America or China, which is the better capitalist?
China has now forbidden a Chinese company–China Huiyuan Juice Group–from selling itself to Coca-Cola:
“In accordance with the relevant provisions of the Antimonopoly Law, the Ministry of Commerce reviewed various aspects of this concentration including: market share and market control, the degree of market concentration, the impact on market access and technological progress, the impact on consumers and other business operators, and the impact of brands on market competition in the juice market. The review was in strict compliance with relevant laws and regulations. The views of parties concerned were fully aired during the review process.”
That is in marked contrast to the way the U.S. has handled certain deals involving Chinese companies seeking to acquire U.S. businesses, raising national security concerns in opposing Cnooc’s $18.5 billion proposed acquisition of oil-and-gas concern Unocal (though 70% of Unocal’s energy reserves were in Asia) and the proposed buyout of networking-equipment maker 3Com by Bain Capital, which included a 16% investment in 3Com by China’s Huawei Technologies.

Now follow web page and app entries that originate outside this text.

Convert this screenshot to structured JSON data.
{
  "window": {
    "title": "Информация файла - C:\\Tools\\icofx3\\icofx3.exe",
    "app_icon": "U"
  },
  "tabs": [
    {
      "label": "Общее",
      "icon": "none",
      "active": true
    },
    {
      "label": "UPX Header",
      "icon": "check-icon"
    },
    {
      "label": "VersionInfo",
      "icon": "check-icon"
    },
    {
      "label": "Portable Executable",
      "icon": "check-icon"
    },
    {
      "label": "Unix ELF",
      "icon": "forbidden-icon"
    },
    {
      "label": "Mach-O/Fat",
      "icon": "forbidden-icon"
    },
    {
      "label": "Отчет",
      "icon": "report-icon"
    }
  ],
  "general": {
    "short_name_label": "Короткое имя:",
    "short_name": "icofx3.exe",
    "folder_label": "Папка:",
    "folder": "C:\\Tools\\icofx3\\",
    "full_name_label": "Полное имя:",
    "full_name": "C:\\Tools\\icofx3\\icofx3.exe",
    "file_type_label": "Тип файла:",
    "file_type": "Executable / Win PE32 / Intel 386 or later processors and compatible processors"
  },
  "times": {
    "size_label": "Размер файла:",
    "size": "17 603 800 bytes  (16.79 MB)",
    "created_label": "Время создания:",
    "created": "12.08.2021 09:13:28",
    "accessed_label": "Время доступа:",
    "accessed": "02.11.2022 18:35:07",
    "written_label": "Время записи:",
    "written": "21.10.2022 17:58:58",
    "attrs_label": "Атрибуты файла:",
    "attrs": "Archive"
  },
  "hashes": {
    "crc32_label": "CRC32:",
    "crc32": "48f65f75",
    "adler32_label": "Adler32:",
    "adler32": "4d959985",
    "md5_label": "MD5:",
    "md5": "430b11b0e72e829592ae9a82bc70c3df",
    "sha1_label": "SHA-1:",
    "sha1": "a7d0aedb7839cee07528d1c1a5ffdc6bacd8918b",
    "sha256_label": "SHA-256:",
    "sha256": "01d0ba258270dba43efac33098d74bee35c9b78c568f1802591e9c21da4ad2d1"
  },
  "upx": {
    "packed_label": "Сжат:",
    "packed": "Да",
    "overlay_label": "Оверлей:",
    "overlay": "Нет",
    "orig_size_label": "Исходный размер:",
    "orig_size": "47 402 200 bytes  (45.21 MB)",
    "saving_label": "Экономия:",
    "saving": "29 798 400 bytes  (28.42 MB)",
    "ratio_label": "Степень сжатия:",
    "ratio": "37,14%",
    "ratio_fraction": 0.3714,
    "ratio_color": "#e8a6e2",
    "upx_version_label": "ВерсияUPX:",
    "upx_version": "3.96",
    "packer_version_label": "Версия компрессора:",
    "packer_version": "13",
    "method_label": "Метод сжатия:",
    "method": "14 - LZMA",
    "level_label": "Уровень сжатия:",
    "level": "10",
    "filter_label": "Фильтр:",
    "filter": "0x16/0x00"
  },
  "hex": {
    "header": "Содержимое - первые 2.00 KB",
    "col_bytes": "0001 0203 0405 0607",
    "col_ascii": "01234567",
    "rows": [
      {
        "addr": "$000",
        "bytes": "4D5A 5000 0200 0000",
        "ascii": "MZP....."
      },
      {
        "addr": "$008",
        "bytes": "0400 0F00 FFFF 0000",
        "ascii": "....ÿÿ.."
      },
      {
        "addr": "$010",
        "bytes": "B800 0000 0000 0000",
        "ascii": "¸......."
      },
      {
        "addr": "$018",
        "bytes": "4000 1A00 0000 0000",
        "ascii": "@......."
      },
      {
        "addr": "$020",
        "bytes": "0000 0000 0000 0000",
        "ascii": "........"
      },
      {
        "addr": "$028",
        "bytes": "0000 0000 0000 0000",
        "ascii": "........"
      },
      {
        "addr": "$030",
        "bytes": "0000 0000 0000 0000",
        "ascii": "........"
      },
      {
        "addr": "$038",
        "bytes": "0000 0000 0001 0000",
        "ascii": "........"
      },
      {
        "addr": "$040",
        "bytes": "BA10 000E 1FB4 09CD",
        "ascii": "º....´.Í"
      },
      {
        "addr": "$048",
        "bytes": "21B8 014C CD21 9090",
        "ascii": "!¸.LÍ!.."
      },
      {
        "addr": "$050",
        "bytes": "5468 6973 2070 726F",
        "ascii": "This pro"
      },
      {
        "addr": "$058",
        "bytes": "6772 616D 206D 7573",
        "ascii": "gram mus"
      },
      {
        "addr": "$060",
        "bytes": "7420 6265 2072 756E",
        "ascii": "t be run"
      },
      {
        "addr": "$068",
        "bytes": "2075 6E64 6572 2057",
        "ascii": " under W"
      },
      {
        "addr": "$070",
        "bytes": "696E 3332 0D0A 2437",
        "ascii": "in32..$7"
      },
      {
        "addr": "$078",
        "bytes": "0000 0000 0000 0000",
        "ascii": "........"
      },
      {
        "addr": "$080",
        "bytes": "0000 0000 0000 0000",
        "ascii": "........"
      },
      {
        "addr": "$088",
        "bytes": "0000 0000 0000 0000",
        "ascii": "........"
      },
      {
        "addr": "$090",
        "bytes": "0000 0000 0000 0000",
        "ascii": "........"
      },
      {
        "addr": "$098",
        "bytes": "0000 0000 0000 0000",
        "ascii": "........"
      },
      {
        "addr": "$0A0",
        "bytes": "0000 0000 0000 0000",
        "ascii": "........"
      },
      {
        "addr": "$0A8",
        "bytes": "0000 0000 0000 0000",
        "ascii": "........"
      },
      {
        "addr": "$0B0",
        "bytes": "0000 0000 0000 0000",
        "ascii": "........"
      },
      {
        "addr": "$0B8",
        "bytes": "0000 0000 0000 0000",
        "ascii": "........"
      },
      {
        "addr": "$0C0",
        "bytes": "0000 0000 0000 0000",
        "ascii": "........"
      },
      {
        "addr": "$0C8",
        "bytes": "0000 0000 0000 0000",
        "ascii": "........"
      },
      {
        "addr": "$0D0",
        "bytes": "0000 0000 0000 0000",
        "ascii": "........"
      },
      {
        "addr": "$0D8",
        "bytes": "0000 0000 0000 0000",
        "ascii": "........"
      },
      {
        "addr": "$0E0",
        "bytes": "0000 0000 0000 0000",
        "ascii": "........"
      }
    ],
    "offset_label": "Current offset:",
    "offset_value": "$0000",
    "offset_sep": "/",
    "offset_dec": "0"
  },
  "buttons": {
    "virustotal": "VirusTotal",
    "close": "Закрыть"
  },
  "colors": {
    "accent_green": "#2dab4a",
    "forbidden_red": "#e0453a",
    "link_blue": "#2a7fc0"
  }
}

“The now-withdrawn $18.5 billion acquisition bid for Unocal Corp. (UCL) by CNOOC Ltd. (CEO), China’s third-largest oil company and one that is 70% owned by the Chinese government, encountered a buzz saw of opposition, exposing America’s deep anxiety about China’s rapid emergence as a global economic power,” wrote Laura D’Andrea Tyson at the time.
In the Bain-3Com deal, the U.S. government implied that China may use the deal to spy on the U.S. Then 3Com said its new chief executive, fluent Mandarin speaker Robert Mao, would be based in Beijing, where two-thirds of 3Com’s 6,000 employees already work.
The Huiyuan deal was the first major test of China’s strengthened antimonopoly law, and as the above WSJ article points it, the ruling could have a chilling effect on merger-and-acquisition activity in China, as well as on foreign investment in the country generally. It also could complicate efforts by China’s own companies to make overseas acquisitions, an area where China has big ambitions.
Of course, in each of the instances above, the end game was the same, the prevention of a local company’s acquisition by a foreign buyer. Still, it is interesting that the free-trading U.S. raised the protectionist rationale while the putatively communist country couched its objections in business terms.